Despite an uplift in the overall science budget, the STFC has shelved four major infrastructure projects to save £280m and is seeking £162m of further savings by 2030. The move comes after costs spiralled at national facilities and subscriptions to international projects such as Cern in Switzerland rose with foreign exchange rates. In January, researchers in particle physics, astronomy and nuclear physics were told to expect 30% cuts to grants, and were asked to model reductions up to 60%.
Prof David Waters at UCL, a world leading centre for particle physics, said within 18 months the university was set to lose STFC postdoc funding for theoretical particle physics for the first time in two decades.
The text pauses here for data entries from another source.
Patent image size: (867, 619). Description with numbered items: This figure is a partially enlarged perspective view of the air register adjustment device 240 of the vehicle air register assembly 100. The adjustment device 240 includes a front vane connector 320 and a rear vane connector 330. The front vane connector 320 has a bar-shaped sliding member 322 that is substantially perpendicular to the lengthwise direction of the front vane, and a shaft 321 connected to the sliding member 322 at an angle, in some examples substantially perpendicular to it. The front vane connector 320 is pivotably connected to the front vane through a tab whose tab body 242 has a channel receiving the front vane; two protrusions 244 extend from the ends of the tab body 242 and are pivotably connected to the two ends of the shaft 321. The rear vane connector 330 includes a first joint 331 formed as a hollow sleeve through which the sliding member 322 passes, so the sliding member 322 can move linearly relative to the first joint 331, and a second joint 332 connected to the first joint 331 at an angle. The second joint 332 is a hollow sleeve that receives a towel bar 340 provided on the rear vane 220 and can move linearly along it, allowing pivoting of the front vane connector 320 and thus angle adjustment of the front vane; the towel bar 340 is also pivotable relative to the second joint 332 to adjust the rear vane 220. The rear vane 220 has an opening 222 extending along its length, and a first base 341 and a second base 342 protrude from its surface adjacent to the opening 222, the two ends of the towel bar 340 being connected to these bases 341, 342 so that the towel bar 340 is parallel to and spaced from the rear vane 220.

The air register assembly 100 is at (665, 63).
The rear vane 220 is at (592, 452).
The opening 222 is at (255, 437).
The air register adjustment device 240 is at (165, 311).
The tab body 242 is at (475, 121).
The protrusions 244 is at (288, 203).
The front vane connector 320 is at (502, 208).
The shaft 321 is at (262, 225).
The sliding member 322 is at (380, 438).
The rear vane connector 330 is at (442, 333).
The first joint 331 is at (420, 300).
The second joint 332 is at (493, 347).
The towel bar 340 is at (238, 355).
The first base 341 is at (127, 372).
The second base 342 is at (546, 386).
He called for a pause on the decisions and for existing programmes to be restored to 2025 levels while the consultations were completed “in a more considered fashion”.
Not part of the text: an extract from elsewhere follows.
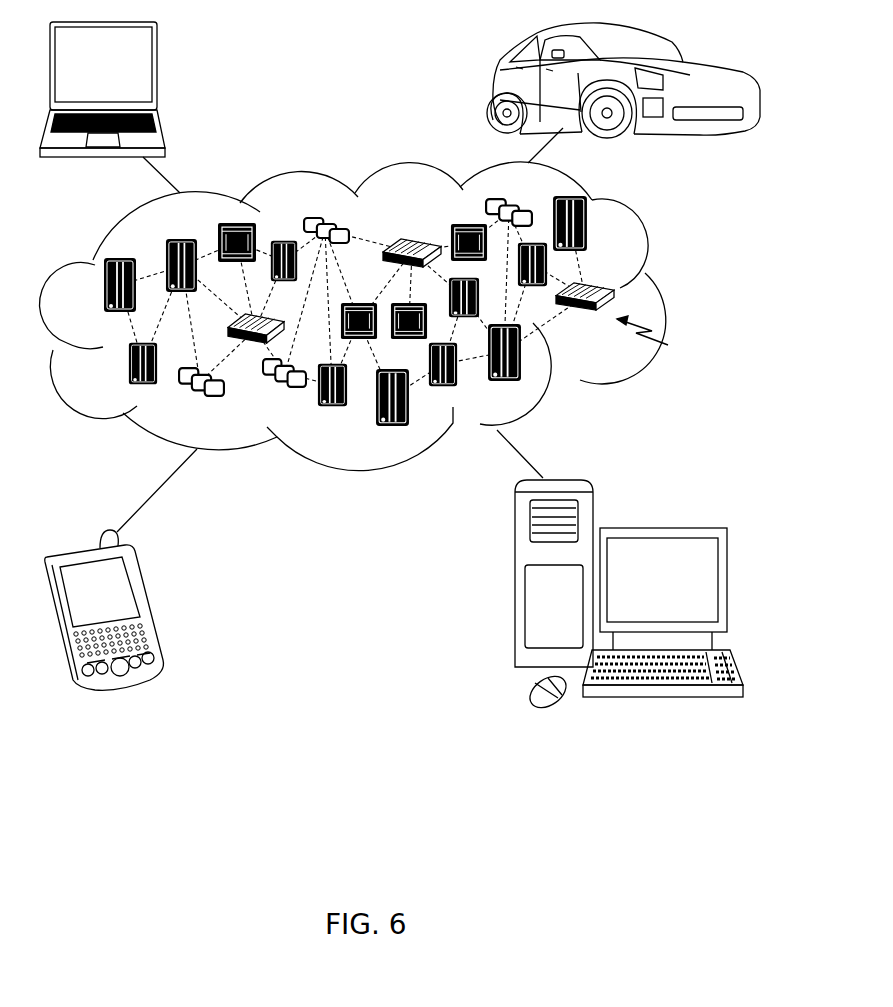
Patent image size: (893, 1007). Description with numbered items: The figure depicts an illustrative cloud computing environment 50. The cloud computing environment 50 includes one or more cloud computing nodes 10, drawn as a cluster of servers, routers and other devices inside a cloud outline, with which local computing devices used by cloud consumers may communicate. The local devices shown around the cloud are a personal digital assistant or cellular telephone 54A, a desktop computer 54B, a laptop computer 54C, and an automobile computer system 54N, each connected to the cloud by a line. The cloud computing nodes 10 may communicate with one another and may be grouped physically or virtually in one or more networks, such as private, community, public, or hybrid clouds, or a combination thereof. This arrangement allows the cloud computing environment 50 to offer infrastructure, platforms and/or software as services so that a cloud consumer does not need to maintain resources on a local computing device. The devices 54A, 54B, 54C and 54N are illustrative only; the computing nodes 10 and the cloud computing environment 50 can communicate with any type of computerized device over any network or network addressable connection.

The threat to British physics has prompted alarm around the world with more than 600 international researchers signing an open letter in support. Prof Ed Witten, considered one of the greatest physicists since Albert Einstein, said he was concerned. “It will not help Britain to go down the same road that the US is taking, with major cuts to science,” he said.
A second open letter from scientists in industry urged the government to reconsider the “drastic action.”
Prof Stefan Soldner-Rembold at Imperial College London said the cuts would have a “devastating impact” on the research programme there. At King’s College London, Prof Malcolm Fairbairn said excellence required a “critical mass of activity” with the cuts making the UK a much less attractive destination to foreign scientists while driving our own talent abroad.
Another senior physicist at a prestigious university said some colleagues had already secured positions in other countries. “Unless these cuts are reversed, it’s difficult to see how we can recover,” he said. “Jobs will be lost, and physics departments will close.”
The STFC said it typically funded about 20 postdocs in particle physics theory each year, and that support for relevant training and skills was set to rise. But the STFC budget faced “particular pressures”, it added, due to inflation and higher operating and staffing costs.
“STFC is now working to make sure its budget is balanced and sustainable. This is the responsible approach to take, and involves making savings across the entire portfolio, with the majority of savings coming from efficiencies within STFC rather than reducing funding for research,” a spokesperson said.